Astros’ window of contention should be open for quite some time
By Cody Poage
With another postseason appearance guaranteed, the Astros’ window of contention should remain open beyond this year.
The last time the Astros qualified for the postseason in back-to-back years was in 2004-2005. Until the 2017 championship, Houston’s 2004 and 2005 teams were the gold standard of postseason baseball in the city. Let’s just say that a consistent presence in postseason baseball isn’t a constant reality in Houston.
That said, the Astros should have an open contention window for quite some time. Controllable talent is littered across the active roster with more coming along in the minors. Even if certain players were to leave the team in the coming years, Houston’s front office has built an infrastructure that should provide quality replacements. If you may recall, general manager Jeff Luhnow is originally from the Cardinals organization, who are notorious for producing quality major league talent nearly every season. No, I do not expect for the Astros to witness another sharp decline any time soon.
But how long will the Astros’ current window remain open? That’s a hard question to answer as we do not know the future. Baseball, like many avenues in life, seems to be random at times. Or a lot of the time. There are no guarantees. At the same time, we can make reasonable assumptions. For example, the Astros have Jose Altuve locked up long-term. You know that a long-term contract for each of George Springer, Carlos Correa, and Alex Bregman is on the agenda for Luhnow and the front office sometime in the future. Whether the organization actually succeeds or not is another question.
Say if Houston does retain any combination of those three players, then the core will remain somewhat intact. That’s still an excellent place to start. Multiple players on the roster today figure to be in long-term plans beyond 2019 and 2020. Prospects in the minor leagues are also vital parts of the future. Take the recent performances from Framber Valdez and Josh James as examples. While both pitchers are only at the beginning of their respective major league careers, Valdez and James have shown promise. You can’t help but be excited about their potential. The same goes for Forrest Whitley, Kyle Tucker, Yordan Alvarez, and others. Unlike the Astros’ farm system in the early 2000’s, the farm system shouldn’t evaporate and leave the team with glaring needs. Out of all the positions though, the starting rotation may hold the most extended concern in the long-term. Dallas Keuchel and Charlie Morton are scheduled to be free agents following the conclusion of the 2018 season with Justin Verlander entering the open market next year.

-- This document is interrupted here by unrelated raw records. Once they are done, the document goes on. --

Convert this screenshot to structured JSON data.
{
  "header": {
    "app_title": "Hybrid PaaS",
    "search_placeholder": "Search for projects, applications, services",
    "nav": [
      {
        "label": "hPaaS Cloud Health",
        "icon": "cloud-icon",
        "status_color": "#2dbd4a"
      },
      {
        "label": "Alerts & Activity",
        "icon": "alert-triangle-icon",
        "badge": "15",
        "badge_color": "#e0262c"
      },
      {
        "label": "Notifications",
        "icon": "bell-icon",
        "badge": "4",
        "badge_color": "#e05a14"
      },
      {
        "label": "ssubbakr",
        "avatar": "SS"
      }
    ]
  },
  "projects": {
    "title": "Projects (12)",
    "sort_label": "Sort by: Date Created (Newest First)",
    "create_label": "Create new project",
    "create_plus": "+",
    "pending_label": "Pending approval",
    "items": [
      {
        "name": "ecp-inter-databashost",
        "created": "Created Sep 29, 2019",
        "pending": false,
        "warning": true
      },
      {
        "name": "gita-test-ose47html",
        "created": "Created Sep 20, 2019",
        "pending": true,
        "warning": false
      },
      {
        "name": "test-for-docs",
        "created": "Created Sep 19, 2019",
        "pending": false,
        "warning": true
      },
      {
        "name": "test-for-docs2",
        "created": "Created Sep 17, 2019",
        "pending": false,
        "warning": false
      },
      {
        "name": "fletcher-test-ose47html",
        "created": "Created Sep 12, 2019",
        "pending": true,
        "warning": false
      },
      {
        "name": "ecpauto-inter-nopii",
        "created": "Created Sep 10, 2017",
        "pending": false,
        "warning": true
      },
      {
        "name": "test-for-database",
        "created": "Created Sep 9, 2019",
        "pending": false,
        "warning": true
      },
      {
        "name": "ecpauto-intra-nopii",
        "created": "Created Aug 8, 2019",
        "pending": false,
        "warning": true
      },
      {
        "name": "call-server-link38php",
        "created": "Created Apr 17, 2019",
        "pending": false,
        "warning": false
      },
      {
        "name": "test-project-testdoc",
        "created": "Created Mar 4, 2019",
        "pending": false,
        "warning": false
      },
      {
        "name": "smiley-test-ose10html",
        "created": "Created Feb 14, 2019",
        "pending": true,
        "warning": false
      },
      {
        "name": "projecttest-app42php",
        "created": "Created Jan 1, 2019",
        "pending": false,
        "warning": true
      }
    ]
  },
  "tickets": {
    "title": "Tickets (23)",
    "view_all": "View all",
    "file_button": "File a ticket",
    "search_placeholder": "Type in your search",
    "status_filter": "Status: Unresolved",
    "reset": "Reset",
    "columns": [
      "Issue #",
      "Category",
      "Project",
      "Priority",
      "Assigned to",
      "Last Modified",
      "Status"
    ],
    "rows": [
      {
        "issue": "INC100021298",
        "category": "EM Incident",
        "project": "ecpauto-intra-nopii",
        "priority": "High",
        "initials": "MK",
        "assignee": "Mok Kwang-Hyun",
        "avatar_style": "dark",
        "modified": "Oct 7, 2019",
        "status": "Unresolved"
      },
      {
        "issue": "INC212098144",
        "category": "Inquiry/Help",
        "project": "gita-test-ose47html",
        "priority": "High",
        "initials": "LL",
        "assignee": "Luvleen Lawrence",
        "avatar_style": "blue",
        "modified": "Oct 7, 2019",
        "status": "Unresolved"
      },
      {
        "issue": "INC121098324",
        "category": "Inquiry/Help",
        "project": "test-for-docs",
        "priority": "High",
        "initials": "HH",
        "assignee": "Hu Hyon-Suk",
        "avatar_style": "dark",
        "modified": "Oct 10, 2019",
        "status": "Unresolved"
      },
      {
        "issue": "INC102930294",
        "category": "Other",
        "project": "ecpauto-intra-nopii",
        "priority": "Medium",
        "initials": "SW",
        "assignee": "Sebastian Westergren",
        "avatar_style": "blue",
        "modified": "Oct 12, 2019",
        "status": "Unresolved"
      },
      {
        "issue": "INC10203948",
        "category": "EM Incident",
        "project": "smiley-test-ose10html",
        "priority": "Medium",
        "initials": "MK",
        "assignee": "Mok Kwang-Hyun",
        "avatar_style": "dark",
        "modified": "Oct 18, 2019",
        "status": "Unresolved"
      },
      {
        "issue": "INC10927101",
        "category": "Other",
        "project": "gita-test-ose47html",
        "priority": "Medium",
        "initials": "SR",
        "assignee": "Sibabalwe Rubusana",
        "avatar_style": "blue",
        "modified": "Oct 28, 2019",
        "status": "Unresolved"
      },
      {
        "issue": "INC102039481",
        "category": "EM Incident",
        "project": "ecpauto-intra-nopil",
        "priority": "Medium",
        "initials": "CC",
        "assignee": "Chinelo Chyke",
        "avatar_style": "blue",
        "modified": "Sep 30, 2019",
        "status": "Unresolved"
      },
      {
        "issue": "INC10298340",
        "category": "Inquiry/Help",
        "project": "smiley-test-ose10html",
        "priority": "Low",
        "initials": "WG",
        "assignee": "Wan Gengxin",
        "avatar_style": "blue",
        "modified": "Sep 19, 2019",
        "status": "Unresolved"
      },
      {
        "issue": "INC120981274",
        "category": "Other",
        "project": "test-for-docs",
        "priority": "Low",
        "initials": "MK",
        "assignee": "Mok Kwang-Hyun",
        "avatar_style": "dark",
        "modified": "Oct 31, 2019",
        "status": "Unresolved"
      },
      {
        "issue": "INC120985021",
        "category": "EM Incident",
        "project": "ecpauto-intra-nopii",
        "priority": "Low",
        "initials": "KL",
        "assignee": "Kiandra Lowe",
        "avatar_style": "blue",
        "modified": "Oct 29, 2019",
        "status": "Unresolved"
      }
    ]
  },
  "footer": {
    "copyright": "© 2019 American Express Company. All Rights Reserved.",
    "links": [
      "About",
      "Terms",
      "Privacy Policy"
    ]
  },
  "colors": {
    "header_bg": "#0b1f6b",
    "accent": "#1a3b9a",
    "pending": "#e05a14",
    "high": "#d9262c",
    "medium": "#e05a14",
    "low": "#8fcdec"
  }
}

If I were to make a reasonable assumption, I would expect that the Astros current window should remain open through the 2020 season. If top prospects pan out like we hope they would, the window will stay open. If not, then the franchise should make the appropriate adjustments. While I do not like projecting championships as postseason baseball is a crapshoot at times (see the 1990’s to early 2000’s Braves), the Astros should remain competitive for a long time.